Scottish Opera is celebrating 100 years of the Royal Air Force with a unique project called From the Mud to the Stars.

The project launched in October 2017 and since then a team from Scottish Opera, including former Emerging Artist Andrew McTaggart, has been working with school pupils, students, and former and serving RAF personnel to gather thoughts and impressions of the past, present and future of the Royal Air Force.

Over 250 people in communities all over Scotland, ranging in age from five to 103 who have special connections to the RAF, have participated in a range of From the Mud to the Stars workshops involving singing, song writing, visual arts and creative writing.

From the Mud to the Stars learning resources are now available on Scottish Opera’s website and are free to anyone wishing to learn more about the RAF. These include short films, music, art and design and literacy activities specially created by Scottish Opera and designed to meet specific Curriculum for Excellence outcomes. These songs, poetry, prose and visual images reflect the memories and experiences of those connected to the RAF, from the mud of the trenches to the advanced technology of 21st century flight.

The eight short films entitled ‘RAF Lives’ feature people from different generations, all of whom have or have had, a connection to the Royal Air Force, covering topics including bringing up a family, career paths and the experience of fighting during World War II.

Matthew Brown has composed the project’s theme tune entitled From the Mud to the Stars (loosely based on the RAF motto ‘Per Ardua Ad Astra’, meaning ‘Through adversity to the stars’) with lyrics by Ross Stenhouse. Another original piece of music entitled Silver Wings inspires participants to write their own short dramas. Other activities in the project include designing RAF recruitment posters, writing a play with an aeronautical theme and creating a wall frieze that celebrates the rich variety of aeroplanes flown by the RAF. There is also a book, film and television bibliography for those wishing to explore the RAF’s history further.

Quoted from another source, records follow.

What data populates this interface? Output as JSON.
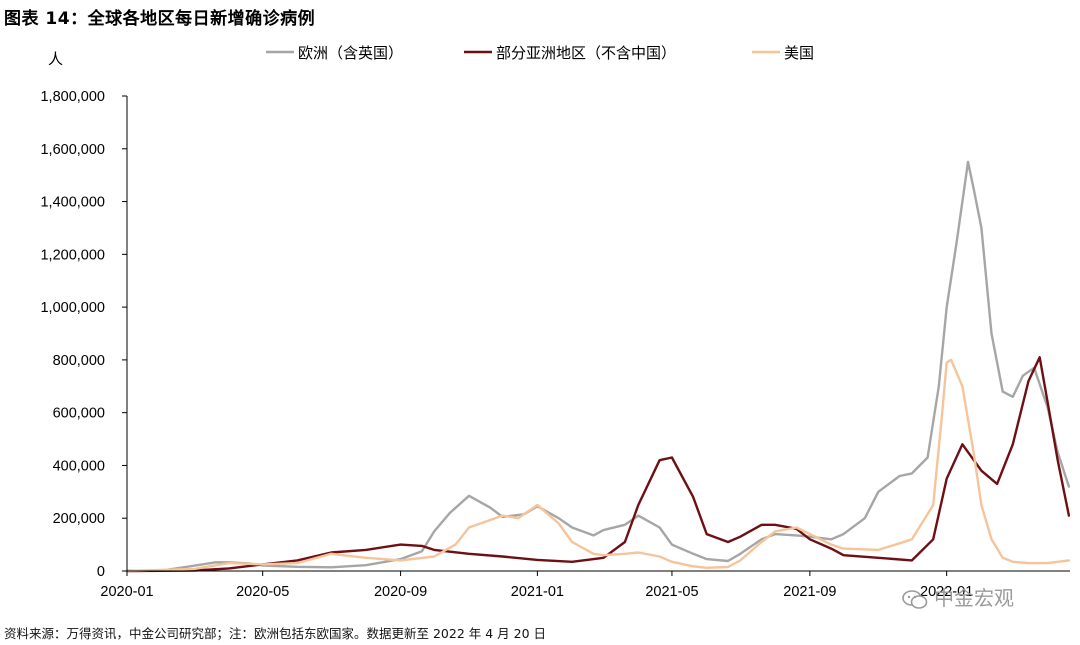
{
  "title": "图表 14：全球各地区每日新增确诊病例",
  "source_note": "资料来源：万得资讯，中金公司研究部；注：欧洲包括东欧国家。数据更新至 2022 年 4 月 20 日",
  "watermark": "中金宏观",
  "watermark_icon": "wechat-icon",
  "colors": {
    "europe": "#a6a6a6",
    "asia": "#6e0f14",
    "usa": "#f5c49a",
    "axis": "#000000"
  },
  "chart_data": {
    "type": "line",
    "title": "图表 14：全球各地区每日新增确诊病例",
    "ylabel": "人",
    "xlabel": "",
    "ylim": [
      0,
      1800000
    ],
    "y_ticks": [
      0,
      200000,
      400000,
      600000,
      800000,
      1000000,
      1200000,
      1400000,
      1600000,
      1800000
    ],
    "y_tick_labels": [
      "0",
      "200,000",
      "400,000",
      "600,000",
      "800,000",
      "1,000,000",
      "1,200,000",
      "1,400,000",
      "1,600,000",
      "1,800,000"
    ],
    "x_ticks": [
      "2020-01",
      "2020-05",
      "2020-09",
      "2021-01",
      "2021-05",
      "2021-09",
      "2022-01"
    ],
    "xlim": [
      "2020-01",
      "2022-04"
    ],
    "legend_position": "top",
    "grid": false,
    "series": [
      {
        "name": "欧洲（含英国）",
        "color_key": "europe",
        "points": [
          [
            "2020-01",
            0
          ],
          [
            "2020-02",
            2000
          ],
          [
            "2020-03",
            20000
          ],
          [
            "2020-03-20",
            33000
          ],
          [
            "2020-04",
            33000
          ],
          [
            "2020-04-20",
            28000
          ],
          [
            "2020-05",
            21000
          ],
          [
            "2020-06",
            16000
          ],
          [
            "2020-07",
            14000
          ],
          [
            "2020-08",
            22000
          ],
          [
            "2020-09",
            45000
          ],
          [
            "2020-09-20",
            75000
          ],
          [
            "2020-10",
            150000
          ],
          [
            "2020-10-15",
            220000
          ],
          [
            "2020-11",
            285000
          ],
          [
            "2020-11-20",
            240000
          ],
          [
            "2020-12",
            205000
          ],
          [
            "2020-12-20",
            215000
          ],
          [
            "2021-01",
            245000
          ],
          [
            "2021-01-20",
            200000
          ],
          [
            "2021-02",
            165000
          ],
          [
            "2021-02-20",
            135000
          ],
          [
            "2021-03",
            155000
          ],
          [
            "2021-03-20",
            175000
          ],
          [
            "2021-04",
            210000
          ],
          [
            "2021-04-20",
            165000
          ],
          [
            "2021-05",
            100000
          ],
          [
            "2021-05-20",
            65000
          ],
          [
            "2021-06",
            45000
          ],
          [
            "2021-06-20",
            38000
          ],
          [
            "2021-07",
            65000
          ],
          [
            "2021-07-20",
            120000
          ],
          [
            "2021-08",
            140000
          ],
          [
            "2021-08-20",
            135000
          ],
          [
            "2021-09",
            130000
          ],
          [
            "2021-09-20",
            120000
          ],
          [
            "2021-10",
            140000
          ],
          [
            "2021-10-20",
            200000
          ],
          [
            "2021-11",
            300000
          ],
          [
            "2021-11-20",
            360000
          ],
          [
            "2021-12",
            370000
          ],
          [
            "2021-12-15",
            430000
          ],
          [
            "2021-12-25",
            700000
          ],
          [
            "2022-01",
            1000000
          ],
          [
            "2022-01-10",
            1250000
          ],
          [
            "2022-01-20",
            1550000
          ],
          [
            "2022-01-25",
            1450000
          ],
          [
            "2022-02",
            1300000
          ],
          [
            "2022-02-10",
            900000
          ],
          [
            "2022-02-20",
            680000
          ],
          [
            "2022-03",
            660000
          ],
          [
            "2022-03-10",
            740000
          ],
          [
            "2022-03-20",
            770000
          ],
          [
            "2022-04",
            620000
          ],
          [
            "2022-04-10",
            450000
          ],
          [
            "2022-04-20",
            320000
          ]
        ]
      },
      {
        "name": "部分亚洲地区（不含中国）",
        "color_key": "asia",
        "points": [
          [
            "2020-01",
            0
          ],
          [
            "2020-03",
            2000
          ],
          [
            "2020-04",
            10000
          ],
          [
            "2020-05",
            25000
          ],
          [
            "2020-06",
            40000
          ],
          [
            "2020-07",
            70000
          ],
          [
            "2020-08",
            80000
          ],
          [
            "2020-09",
            100000
          ],
          [
            "2020-09-20",
            95000
          ],
          [
            "2020-10",
            80000
          ],
          [
            "2020-11",
            65000
          ],
          [
            "2020-12",
            55000
          ],
          [
            "2021-01",
            42000
          ],
          [
            "2021-02",
            35000
          ],
          [
            "2021-03",
            50000
          ],
          [
            "2021-03-20",
            110000
          ],
          [
            "2021-04",
            250000
          ],
          [
            "2021-04-20",
            420000
          ],
          [
            "2021-05",
            430000
          ],
          [
            "2021-05-20",
            280000
          ],
          [
            "2021-06",
            140000
          ],
          [
            "2021-06-20",
            110000
          ],
          [
            "2021-07",
            130000
          ],
          [
            "2021-07-20",
            175000
          ],
          [
            "2021-08",
            175000
          ],
          [
            "2021-08-20",
            160000
          ],
          [
            "2021-09",
            120000
          ],
          [
            "2021-09-20",
            85000
          ],
          [
            "2021-10",
            60000
          ],
          [
            "2021-11",
            50000
          ],
          [
            "2021-12",
            40000
          ],
          [
            "2021-12-20",
            120000
          ],
          [
            "2022-01",
            350000
          ],
          [
            "2022-01-15",
            480000
          ],
          [
            "2022-02",
            380000
          ],
          [
            "2022-02-15",
            330000
          ],
          [
            "2022-03",
            480000
          ],
          [
            "2022-03-15",
            720000
          ],
          [
            "2022-03-25",
            810000
          ],
          [
            "2022-04",
            640000
          ],
          [
            "2022-04-10",
            420000
          ],
          [
            "2022-04-20",
            210000
          ]
        ]
      },
      {
        "name": "美国",
        "color_key": "usa",
        "points": [
          [
            "2020-01",
            0
          ],
          [
            "2020-03",
            8000
          ],
          [
            "2020-04",
            30000
          ],
          [
            "2020-05",
            25000
          ],
          [
            "2020-06",
            30000
          ],
          [
            "2020-07",
            65000
          ],
          [
            "2020-08",
            50000
          ],
          [
            "2020-09",
            40000
          ],
          [
            "2020-10",
            55000
          ],
          [
            "2020-10-20",
            100000
          ],
          [
            "2020-11",
            165000
          ],
          [
            "2020-12",
            210000
          ],
          [
            "2020-12-15",
            200000
          ],
          [
            "2021-01",
            250000
          ],
          [
            "2021-01-20",
            180000
          ],
          [
            "2021-02",
            110000
          ],
          [
            "2021-02-20",
            65000
          ],
          [
            "2021-03",
            60000
          ],
          [
            "2021-03-20",
            65000
          ],
          [
            "2021-04",
            70000
          ],
          [
            "2021-04-20",
            55000
          ],
          [
            "2021-05",
            35000
          ],
          [
            "2021-05-20",
            18000
          ],
          [
            "2021-06",
            12000
          ],
          [
            "2021-06-20",
            15000
          ],
          [
            "2021-07",
            40000
          ],
          [
            "2021-07-20",
            110000
          ],
          [
            "2021-08",
            150000
          ],
          [
            "2021-08-20",
            165000
          ],
          [
            "2021-09",
            140000
          ],
          [
            "2021-09-20",
            100000
          ],
          [
            "2021-10",
            85000
          ],
          [
            "2021-11",
            80000
          ],
          [
            "2021-11-20",
            105000
          ],
          [
            "2021-12",
            120000
          ],
          [
            "2021-12-20",
            250000
          ],
          [
            "2021-12-28",
            600000
          ],
          [
            "2022-01",
            790000
          ],
          [
            "2022-01-05",
            800000
          ],
          [
            "2022-01-15",
            700000
          ],
          [
            "2022-01-25",
            450000
          ],
          [
            "2022-02",
            250000
          ],
          [
            "2022-02-10",
            120000
          ],
          [
            "2022-02-20",
            50000
          ],
          [
            "2022-03",
            35000
          ],
          [
            "2022-03-15",
            30000
          ],
          [
            "2022-04",
            30000
          ],
          [
            "2022-04-20",
            40000
          ]
        ]
      }
    ]
  }
}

Scottish Opera’s Director of Outreach and Education Jane Davidson said: ‘This project is Scottish Opera’s response to a call from the Scottish Government for creative interpretations of the commemoration of World War I as part of the 14-18 NOW campaign. As our project was scheduled to complete in 2018, we decided to focus on the Royal Air Force, which was also commemorating its centenary in the same year.

‘Given that we wanted to pay homage to the fact that the earliest use of air power in World War I was for the purposes of reconnaissance, when pilots flew high over trenches filled with poor infantry soldiers mired deep in the mud, we felt that incorporating both mud and stars in the name aptly reflected aspects of both the old and new types of warfare.

‘As the RAF100 strapline says, the campaign has been designed to ‘commemorate, celebrate and inspire’ and we hope that From the Mud to the Stars will do the same.’

In October, Andrew McTaggart, members of the Scottish Opera Young Company and pupils from Dunblane’s Queen Victoria School and Glasgow’s Jordanhill School performed at the RAF in Concert performance at Glasgow Royal Concert Hall. It formed part of a series of events staged around the UK to commemorate and celebrate the Royal Air Force, and the performers sang a medley which included ‘From the Mud to the Stars’ and ‘Good Old RAF’.